VML sees the key to success in “creative commerce”, creativity that inspires conversion, regardless of channel. It cites a Warc study which shows the second biggest driver of marketing effectiveness (behind brand size) is creativity, delivering on average ROI of 12:1 . Its own research shows a “creative multiplier effect” of up to 400%, when creativity is harnessed in commerce channels.
The report adds: “Creative commerce should build the brand, connect to purpose and culture, and earn and multiply attention by being clever and disruptive. It’s all about adding art to science – research and data are the foundations for success, but creativity will enhance your ROI and multiply the effect of the message.”

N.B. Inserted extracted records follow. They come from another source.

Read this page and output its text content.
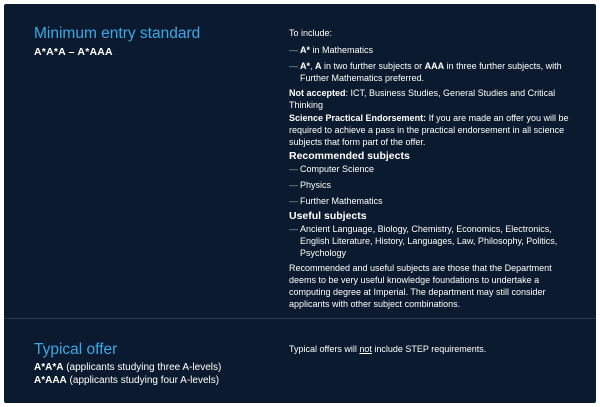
Minimum entry standard
A*A*A – A*AAA

To include:

— A* in Mathematics
— A*, A in two further subjects or AAA in three further subjects, with Further Mathematics preferred.

Not accepted: ICT, Business Studies, General Studies and Critical Thinking

Science Practical Endorsement: If you are made an offer you will be required to achieve a pass in the practical endorsement in all science subjects that form part of the offer.

Recommended subjects
— Computer Science
— Physics
— Further Mathematics
Useful subjects
— Ancient Language, Biology, Chemistry, Economics, Electronics, English Literature, History, Languages, Law, Philosophy, Politics, Psychology

Recommended and useful subjects are those that the Department deems to be very useful knowledge foundations to undertake a computing degree at Imperial. The department may still consider applicants with other subject combinations.

Typical offer
A*A*A (applicants studying three A-levels)
A*AAA (applicants studying four A-levels)

Typical offers will not include STEP requirements.
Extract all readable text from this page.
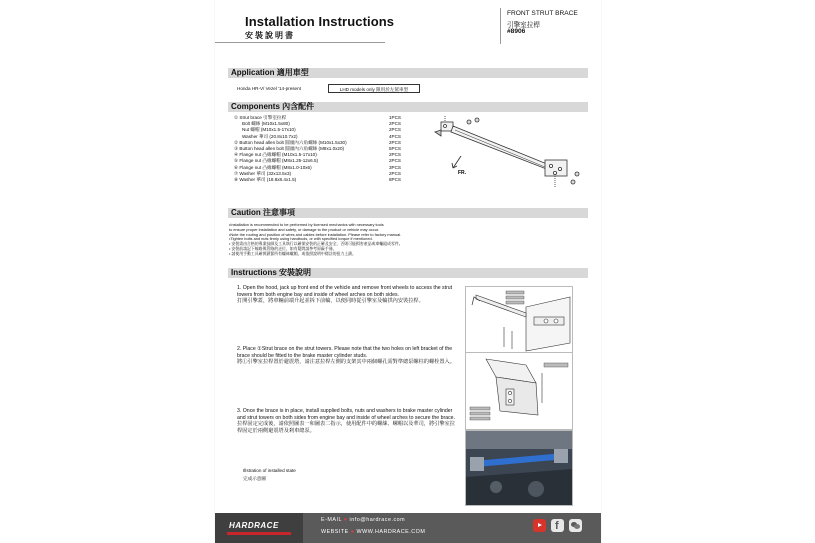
Installation Instructions
安裝說明書
FRONT STRUT BRACE
引擎室拉桿
#8906
Application 適用車型
Honda HR-V/ Vezel '14-present	LHD models only 限用於左駕車型
Components 內含配件
FR.
Caution 注意事項
Instructions 安裝說明
1. Open the hood, jack up front end of the vehicle and remove front wheels to access the strut towers from both engine bay and inside of wheel arches on both sides.
打開引擎蓋，將車輛前端升起並拆下前輪，以便同時從引擎室及輪拱內安裝拉桿。
2. Place ①Strut brace on the strut towers. Please note that the two holes on left bracket of the brace should be fitted to the brake master cylinder studs.
將①引擎室拉桿置於避震塔，請注意拉桿左側的支架其中兩個螺孔需對準總泵螺柱的螺栓置入。
3. Once the brace is in place, install supplied bolts, nuts and washers to brake master cylinder and strut towers on both sides from engine bay and inside of wheel arches to secure the brace.
拉桿固定完成後，請依照圖表一和圖表二指示，使用配件中的螺絲、螺帽以及華司，將引擎室拉桿固定於兩側避震塔及剎車總泵。
Illstration of installed state
完成示意圖
HARDRACE
E-MAIL ● info@hardrace.com
WEBSITE ● WWW.HARDRACE.COM	f
① Strut brace 引擎室拉桿	1PCS
Bolt 螺絲 (M10x1.5x80)	2PCS
Nut 螺帽 (M10x1.5-17x10)	2PCS
Washer 華司 (20.8x10.7x2)	4PCS
② Button head allen bolt 圓頭內六角螺絲 (M10x1.5x30)	2PCS
③ Button head allen bolt 圓頭內六角螺絲 (M8x1.0x20)	5PCS
④ Flange nut 凸緣螺帽 (M10x1.5-17x10)	2PCS
⑤ Flange nut 凸緣螺帽 (M8x1.25-12x6.5)	2PCS
⑥ Flange nut 凸緣螺帽 (M8x1.0-10x6)	3PCS
⑦ Washer 華司 (32x13.5x3)	2PCS
⑧ Washer 華司 (18.8x8.4x1.5)	8PCS
•Installation is recommended to be performed by licensed mechanics with necessary tools
to ensure proper installation and safety, or damage to the product or vehicle may occur.
•Note the routing and position of wires and cables before installation. Please refer to factory manual.
•Tighten bolts and nuts firmly using handtools, or with specified torque if mentioned.
• 安裝需由合格的專業技師及工具執行以確保安裝的正確及安全，否則可能損害產品或車輛組成零件。
• 安裝前請記下線路與管路的走位，如有疑問請參考原廠手冊。
• 請使用手動工具確實鎖緊所有螺絲螺帽，或依照說明中標註的扭力上鎖。
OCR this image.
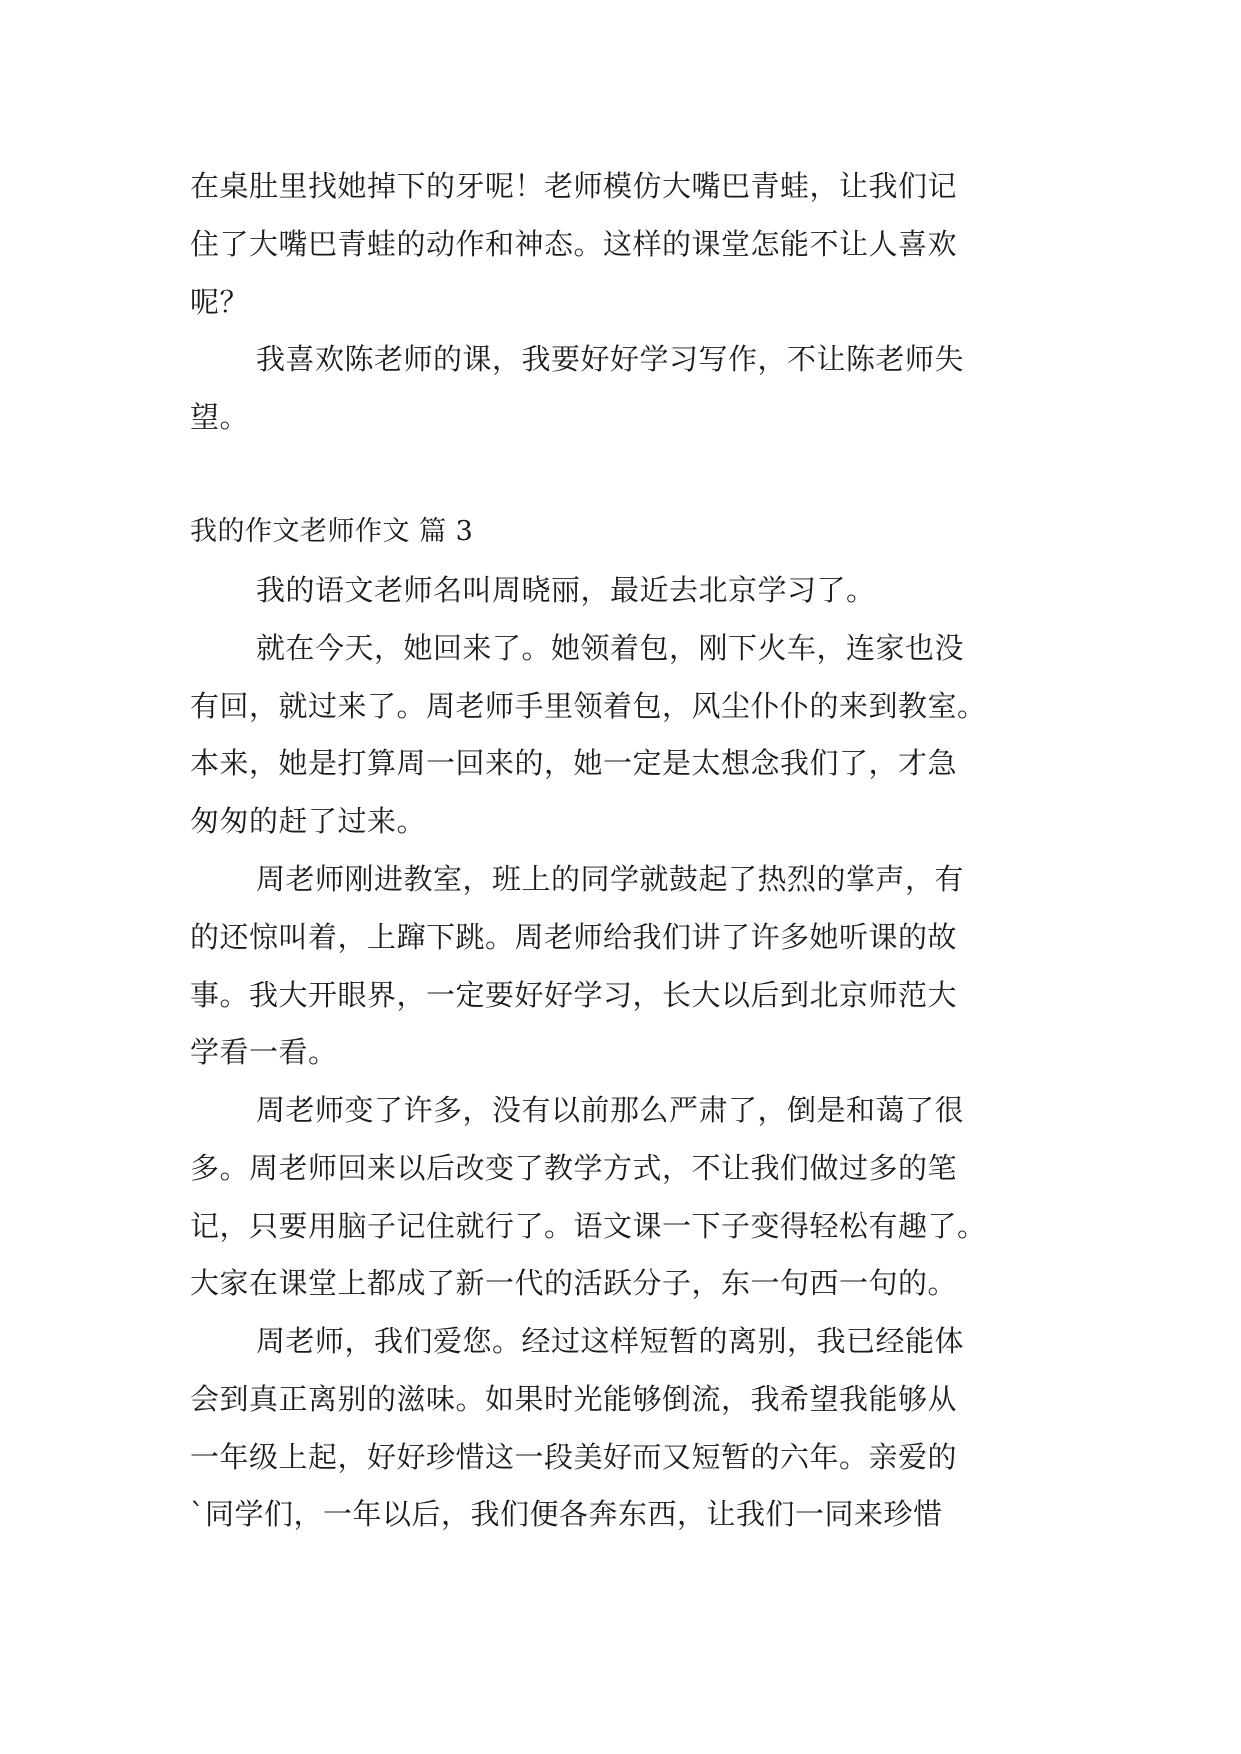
在桌肚里找她掉下的牙呢！老师模仿大嘴巴青蛙，让我们记
住了大嘴巴青蛙的动作和神态。这样的课堂怎能不让人喜欢
呢？
我喜欢陈老师的课，我要好好学习写作，不让陈老师失
望。
我的作文老师作文 篇 3
我的语文老师名叫周晓丽，最近去北京学习了。
就在今天，她回来了。她领着包，刚下火车，连家也没
有回，就过来了。周老师手里领着包，风尘仆仆的来到教室。
本来，她是打算周一回来的，她一定是太想念我们了，才急
匆匆的赶了过来。
周老师刚进教室，班上的同学就鼓起了热烈的掌声，有
的还惊叫着，上蹿下跳。周老师给我们讲了许多她听课的故
事。我大开眼界，一定要好好学习，长大以后到北京师范大
学看一看。
周老师变了许多，没有以前那么严肃了，倒是和蔼了很
多。周老师回来以后改变了教学方式，不让我们做过多的笔
记，只要用脑子记住就行了。语文课一下子变得轻松有趣了。
大家在课堂上都成了新一代的活跃分子，东一句西一句的。
周老师，我们爱您。经过这样短暂的离别，我已经能体
会到真正离别的滋味。如果时光能够倒流，我希望我能够从
一年级上起，好好珍惜这一段美好而又短暂的六年。亲爱的
`同学们，一年以后，我们便各奔东西，让我们一同来珍惜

Meanwhile, the prevalence of “digital life records” means that with better data collation and sharing, businesses can develop much better, tailored and targeted sales programmes and companies can get better at predicting what consumers will buy, from whom and when, often before they know it themselves.
The report continues: “This means that who we are marketing and selling to is also changing… from a complex, hard-to-fathom human, to a predictable and logical set of data points.”
Other areas covered include the return of the QR code; experimentation and search; brand collaborations; the quest for omnichannel omnipotence; smart assistants; “consumer social responsibility”; gated online communities and even the almost forgotten Metaverse.
VML global chief commerce officer Beth Ann Kaminkow said: “Today, the world remains in a state of constant and unpredictable flux, and that includes the economy, the climate, and the realm of commerce – to name a few.
“In terms of commerce, an omni-channel future doesn’t simplify the increasing complexity and pace of change. We seem to be approaching a most exciting and broad-ranging omni-channel future, which spans physical and digital.
“But what comes along with it is an ever-more demanding set of consumers and customers, dictating the rules of engagement for the brands, retailers, and marketplaces they deal with. And that means switching when they feel under-served. What we sell and how we engage needs to fully accommodate both the overlap and delta between real and online worlds.
“This report brings together some of the key, long-term trends that we’re predicting to influence and shape commerce. Their impact might not be felt tomorrow, but that doesn’t mean the planning for them shouldn’t start today.”